Hace cuatro años descubrió LIbriVox y ya aportó más de 30 novelas a la plataforma, que se pueden descargar seleccionando los audios en español. Eligió, entre otros, Frankenstein, la colección completa de Conan Doyle y varias historias de Julio Verne. Por estos días lee Las mil y una noches, que contiene 23 volúmenes: Víctor va por el tercero.
“Te vas volviendo medio obse, te enganchás y se te vuelve una adicción. Por ahí te preguntás ¿qué hago? Ni siquiera es algo comercial. Pero bueno, yo grabo cuatro horas por semana”.

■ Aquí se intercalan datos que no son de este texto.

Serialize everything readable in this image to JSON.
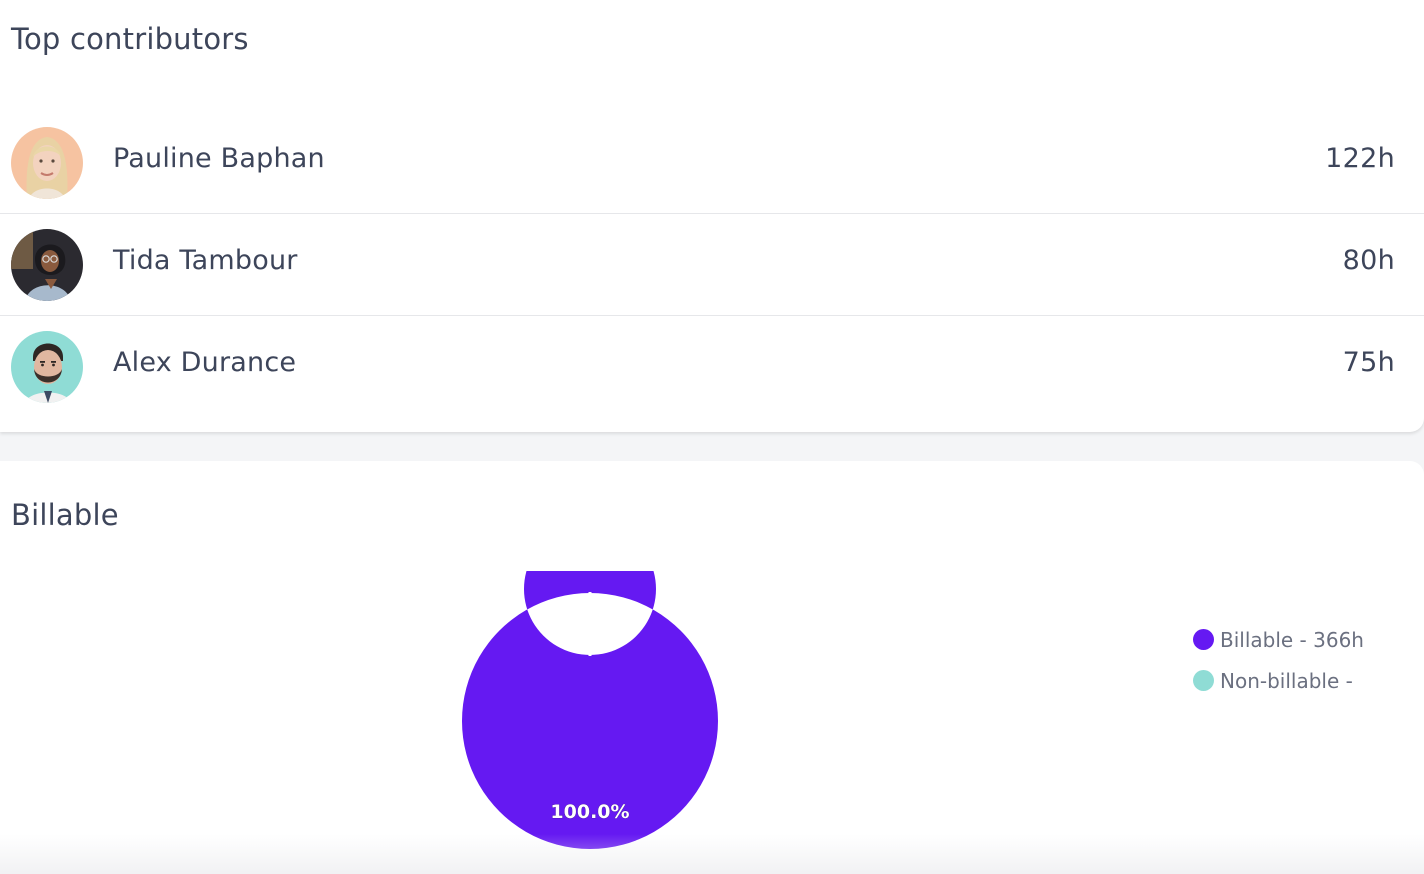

El lector, claro, también tiene una devolución de sus escuchas. Hay notas de agradecimiento en la página y una sección de archivo que permite ver cuantas descargas tienen las historias que grabaste. Hay una aplicación a celular, también y allí, dice Víctor la reproducción de audiolibros “es muy potente”.
“Es otro yeite”, dice Víctor para definir fácil la diferencia de grabar novelas en comparación con narrar para público presente. “La narración echa con público tiene otro ritmo, porque parte del ritmo te lo da la gente que escucha”, explica. Sin embargo, las dos cosas producen un efecto similar en él, al menos en el fondo de la experiencia y en la huella interior.
Otra vez, Víctor lo explica mejor, ya para terminar. “Leer para grabar tienen la misma motivación que te lleva a ser narrador oral: es el amor a las historias”.